GSA: 16 Operators Trial LTE Multicast
Sixteen operators spanning 13 countries are currently trialing LTE Multicast, according to a new report from the Global Mobile Suppliers Association.
Part of the 3rd Generation Partnership Project (3GPP) 's LTE Release 9 specs for eMBMS (evolved Multimedia Broadcast Multicast Services), LTE Multicast allows wireless operators to broadcast live video over their LTE networks to multiple users simultaneously. The alternative -- using unicast streams -- takes up significantly more capacity and can easily overload the network when multiple users are watching on the same cell site. Sporting events such as the Super Bowl are a prime example of when LTE Multicast could become essential. (See eMBMS: Revolutionary Technology or Alphabet Soup?)
This is the first time the Global Mobile Suppliers Association (GSA) has looked at the market for LTE Multicast, or LTE Broadcast, as it is still a relatively new technology -- albeit one that's been talked about for a long time. South Korea's KT Corp. launched the first commercial service in January of this year and remains the only operator with an actual commercial service. (See Nearly 500 Operators Make the 4G Pledge.)

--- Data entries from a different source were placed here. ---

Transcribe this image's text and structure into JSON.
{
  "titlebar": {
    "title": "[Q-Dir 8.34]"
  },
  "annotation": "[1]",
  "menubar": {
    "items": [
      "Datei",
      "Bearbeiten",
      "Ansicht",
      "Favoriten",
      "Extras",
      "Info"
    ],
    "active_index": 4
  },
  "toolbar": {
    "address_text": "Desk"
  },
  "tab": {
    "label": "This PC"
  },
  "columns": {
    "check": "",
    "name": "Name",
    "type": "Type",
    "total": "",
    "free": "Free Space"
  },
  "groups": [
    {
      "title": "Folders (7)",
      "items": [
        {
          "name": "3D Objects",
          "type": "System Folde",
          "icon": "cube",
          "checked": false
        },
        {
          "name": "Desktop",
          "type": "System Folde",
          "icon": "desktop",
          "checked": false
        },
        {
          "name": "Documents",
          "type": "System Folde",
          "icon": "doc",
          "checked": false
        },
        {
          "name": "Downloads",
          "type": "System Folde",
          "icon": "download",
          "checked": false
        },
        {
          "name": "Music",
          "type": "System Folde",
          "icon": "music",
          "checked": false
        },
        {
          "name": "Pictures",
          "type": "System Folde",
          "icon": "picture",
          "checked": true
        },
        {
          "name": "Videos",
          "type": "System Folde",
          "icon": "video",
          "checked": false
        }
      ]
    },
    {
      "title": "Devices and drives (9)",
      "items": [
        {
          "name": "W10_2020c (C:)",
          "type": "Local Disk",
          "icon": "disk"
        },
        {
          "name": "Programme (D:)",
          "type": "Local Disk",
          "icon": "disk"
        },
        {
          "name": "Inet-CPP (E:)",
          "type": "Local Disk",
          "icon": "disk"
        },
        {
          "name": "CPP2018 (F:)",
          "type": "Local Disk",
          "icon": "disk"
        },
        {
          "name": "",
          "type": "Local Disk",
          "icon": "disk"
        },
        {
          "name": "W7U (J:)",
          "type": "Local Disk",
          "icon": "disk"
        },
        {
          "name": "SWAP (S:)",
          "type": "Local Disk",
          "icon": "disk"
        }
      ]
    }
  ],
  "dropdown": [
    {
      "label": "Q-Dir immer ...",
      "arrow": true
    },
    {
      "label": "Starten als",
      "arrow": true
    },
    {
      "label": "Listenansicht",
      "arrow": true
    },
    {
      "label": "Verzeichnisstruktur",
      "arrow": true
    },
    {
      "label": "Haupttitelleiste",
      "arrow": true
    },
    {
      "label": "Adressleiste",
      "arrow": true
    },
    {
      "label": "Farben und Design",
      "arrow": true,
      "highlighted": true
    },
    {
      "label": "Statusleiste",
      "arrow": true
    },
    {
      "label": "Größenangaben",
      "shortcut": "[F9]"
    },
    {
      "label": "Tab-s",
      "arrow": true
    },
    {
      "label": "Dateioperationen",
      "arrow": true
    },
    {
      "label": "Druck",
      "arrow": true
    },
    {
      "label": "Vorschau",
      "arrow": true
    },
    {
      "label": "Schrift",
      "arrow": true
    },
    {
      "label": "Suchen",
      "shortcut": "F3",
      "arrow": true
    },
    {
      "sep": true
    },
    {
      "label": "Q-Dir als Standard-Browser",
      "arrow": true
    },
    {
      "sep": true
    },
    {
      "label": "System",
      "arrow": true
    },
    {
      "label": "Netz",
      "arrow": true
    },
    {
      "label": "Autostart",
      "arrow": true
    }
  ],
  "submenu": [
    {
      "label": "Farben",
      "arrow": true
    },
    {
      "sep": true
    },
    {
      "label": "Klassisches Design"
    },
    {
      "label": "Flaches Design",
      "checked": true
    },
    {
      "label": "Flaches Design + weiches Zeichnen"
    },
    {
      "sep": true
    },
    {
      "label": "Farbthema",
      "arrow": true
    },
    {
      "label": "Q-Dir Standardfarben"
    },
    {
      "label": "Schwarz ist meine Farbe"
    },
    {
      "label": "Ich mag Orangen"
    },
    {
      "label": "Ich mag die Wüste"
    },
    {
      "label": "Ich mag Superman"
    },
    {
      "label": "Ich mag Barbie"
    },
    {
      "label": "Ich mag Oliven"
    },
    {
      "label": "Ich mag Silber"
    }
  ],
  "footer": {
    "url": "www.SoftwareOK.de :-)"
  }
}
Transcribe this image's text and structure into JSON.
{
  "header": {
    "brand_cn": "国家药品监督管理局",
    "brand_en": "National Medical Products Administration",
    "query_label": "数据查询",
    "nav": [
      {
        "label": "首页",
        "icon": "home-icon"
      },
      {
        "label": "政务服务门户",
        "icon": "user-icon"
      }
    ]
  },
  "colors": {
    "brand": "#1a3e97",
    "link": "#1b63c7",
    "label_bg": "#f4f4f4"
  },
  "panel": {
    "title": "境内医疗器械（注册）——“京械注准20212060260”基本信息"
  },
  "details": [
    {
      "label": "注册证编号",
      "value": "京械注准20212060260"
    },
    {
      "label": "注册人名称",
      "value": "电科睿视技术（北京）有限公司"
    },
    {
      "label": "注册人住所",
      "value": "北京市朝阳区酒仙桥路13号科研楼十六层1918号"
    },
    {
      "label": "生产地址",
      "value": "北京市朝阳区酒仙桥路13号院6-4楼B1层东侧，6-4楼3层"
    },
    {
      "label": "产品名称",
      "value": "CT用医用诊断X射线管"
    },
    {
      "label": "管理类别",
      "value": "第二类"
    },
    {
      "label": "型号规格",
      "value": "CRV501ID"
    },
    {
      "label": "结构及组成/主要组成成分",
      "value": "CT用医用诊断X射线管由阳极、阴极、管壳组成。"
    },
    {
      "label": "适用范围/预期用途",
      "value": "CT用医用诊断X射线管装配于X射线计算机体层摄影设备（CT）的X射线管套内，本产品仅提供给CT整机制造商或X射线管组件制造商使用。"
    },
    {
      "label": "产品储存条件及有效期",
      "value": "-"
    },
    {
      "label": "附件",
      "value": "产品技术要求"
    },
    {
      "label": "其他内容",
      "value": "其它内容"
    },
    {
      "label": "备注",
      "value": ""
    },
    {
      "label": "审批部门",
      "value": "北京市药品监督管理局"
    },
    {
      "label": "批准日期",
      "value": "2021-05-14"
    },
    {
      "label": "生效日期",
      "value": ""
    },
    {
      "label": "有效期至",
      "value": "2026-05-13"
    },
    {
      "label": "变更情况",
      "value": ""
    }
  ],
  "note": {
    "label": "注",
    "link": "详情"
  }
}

Now, however, it's joined by operators in Australia, China, France, Germany, India, the Netherlands, the Philippines, Portugal, Singapore, South Korea, UAE, UK and the US, all of which are at least trialing the technology currently.
In the US, both Verizon Wireless and AT&T Inc. (NYSE: T) have said they will deploy LTE Multicast next year. EE in the UK has been testing the technology with partners, but Vodafone Germany claims to be the first European operator to have trialed it. (See Verizon's Multicast LTE Video to Arrive in 2015, AT&T's Strategy Boss Puts Content First, EE to Trial 4G Broadcast in Scotland and Euronews: Vodafone Tests LTE Broadcast.)
More widespread support for the standard will be crucial for it to take off, but don't expect trials to move to deployments at a rapid clip. Despite the many benefits, some operators feel that use cases are limited -- primarily in-stadium broadcasts of supplementary content -- and a business case still needs to be worked out amongst the many participants in the value chain, including operators, broadcasters, venue owners and vendors.